# Hymer Parts from Europe



## 113530 (Jun 21, 2008)

Can any one recommend a dealer in Germany, or elsewhere in Europe that are geared up to supply parts to uk. Even with the carriage cost its got to be cheaper than Hymer UK ?
Obviously one that speaks English would be a bonus.




thanks


Peter


----------



## mangothemadmonk (Aug 6, 2006)

Have you tried ...

Hambilton Engineering Ltd

or

Hymer Europe

Don't know if these supply parts or not but might be worth a try...

Deepcar Motorhomes

Hope you get sorted.

Johnny F


----------



## 113016 (Jun 5, 2008)

Peter Hambilton is very good, but also try
http://www.motorhomes-r-us.com/
We have used them a couple of times for small items and found them ok.
They specialise in Hymer parts from Germany
He usually sells older vans but his shop is all Hymer new parts and he will get anything you want


----------



## merctoby (Jan 18, 2007)

*hymer parts!!!!!!!!!!*

hi their peter ,

qhat parts are you looking for ? . nosey i am . but could help out ,

all the very best , denton.


----------



## 113530 (Jun 21, 2008)

the most pressing thing i'm looking for is a pair of indicators, but there's sure to be other bits as i get further in the the 'rebuild'.
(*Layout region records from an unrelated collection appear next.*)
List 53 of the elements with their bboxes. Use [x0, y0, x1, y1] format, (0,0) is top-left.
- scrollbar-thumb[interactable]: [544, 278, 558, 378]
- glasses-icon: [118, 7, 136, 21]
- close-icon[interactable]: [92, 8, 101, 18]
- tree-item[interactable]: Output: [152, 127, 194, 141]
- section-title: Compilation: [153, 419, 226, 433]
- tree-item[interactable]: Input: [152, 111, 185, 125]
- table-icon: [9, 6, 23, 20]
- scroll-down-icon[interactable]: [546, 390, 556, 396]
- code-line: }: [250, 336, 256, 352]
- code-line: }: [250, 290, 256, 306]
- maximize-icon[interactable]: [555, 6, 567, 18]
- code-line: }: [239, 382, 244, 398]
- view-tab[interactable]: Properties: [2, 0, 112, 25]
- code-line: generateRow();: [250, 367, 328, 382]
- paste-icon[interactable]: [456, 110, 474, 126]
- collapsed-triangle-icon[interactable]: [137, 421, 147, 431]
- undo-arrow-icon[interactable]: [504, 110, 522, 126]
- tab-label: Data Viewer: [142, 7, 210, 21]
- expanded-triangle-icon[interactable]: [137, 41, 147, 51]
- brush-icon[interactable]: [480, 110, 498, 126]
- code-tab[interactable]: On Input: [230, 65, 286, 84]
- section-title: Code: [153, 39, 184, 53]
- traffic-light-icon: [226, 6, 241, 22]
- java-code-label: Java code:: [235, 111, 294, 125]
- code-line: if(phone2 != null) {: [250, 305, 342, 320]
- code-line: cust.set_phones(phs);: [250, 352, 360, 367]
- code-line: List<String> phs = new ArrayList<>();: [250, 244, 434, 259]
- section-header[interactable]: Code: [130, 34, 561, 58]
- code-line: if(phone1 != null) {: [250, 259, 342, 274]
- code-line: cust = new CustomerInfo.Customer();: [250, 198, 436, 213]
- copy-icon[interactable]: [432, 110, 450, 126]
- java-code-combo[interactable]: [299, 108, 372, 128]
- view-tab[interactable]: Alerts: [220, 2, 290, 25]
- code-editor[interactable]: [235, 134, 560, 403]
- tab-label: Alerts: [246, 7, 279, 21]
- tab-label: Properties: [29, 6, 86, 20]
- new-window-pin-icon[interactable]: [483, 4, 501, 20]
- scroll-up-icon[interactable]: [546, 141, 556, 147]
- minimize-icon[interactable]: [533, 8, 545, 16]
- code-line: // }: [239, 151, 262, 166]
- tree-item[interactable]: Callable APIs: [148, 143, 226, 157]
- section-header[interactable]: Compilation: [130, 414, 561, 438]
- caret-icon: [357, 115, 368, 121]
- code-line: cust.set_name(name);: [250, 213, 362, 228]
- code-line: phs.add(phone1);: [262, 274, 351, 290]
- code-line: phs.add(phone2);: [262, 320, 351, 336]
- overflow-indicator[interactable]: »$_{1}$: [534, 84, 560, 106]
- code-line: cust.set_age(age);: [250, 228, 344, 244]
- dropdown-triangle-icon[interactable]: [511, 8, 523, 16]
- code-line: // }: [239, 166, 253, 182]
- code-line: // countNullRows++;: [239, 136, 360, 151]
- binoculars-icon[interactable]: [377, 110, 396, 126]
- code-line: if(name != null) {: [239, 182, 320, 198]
thanks for replies, i'm give these people a try.


----------



## merctoby (Jan 18, 2007)

*mtorhomes r/us //*

these have the indicators you want for def- 
they have seconds as well , but ???. bargain for it on seconds basis .

.ifn you want to locate parts for your hymer , go to hymer in germany direct , and yes they do speak english , they have english just for us , but some times they will tell you thhey do not have a translater at present , and will advise when to call back to speak to some who apeaks english . the other is here in gb the dealers hymer deal with MEVERA .DE this is where you will find the things you want , give us a shout if you need help . as i did rebuild my old s 660 completely electrics completely you have a diamond believe you me . the one thing mechanicly we never rebuilt in the mercedes garage was the 410 2.9 i have the s700 now not much different mechanicly exact . as my old hymer was written off , 
but MOVERA IS HYMER , 
all the best , denton.


----------



## 113530 (Jun 21, 2008)

merctoby, who has the seconds quality indicators ?


----------



## merctoby (Jan 18, 2007)

*motorhomes r us*

motorhomes r us they have them you will find link their for seconds ,

denton,


----------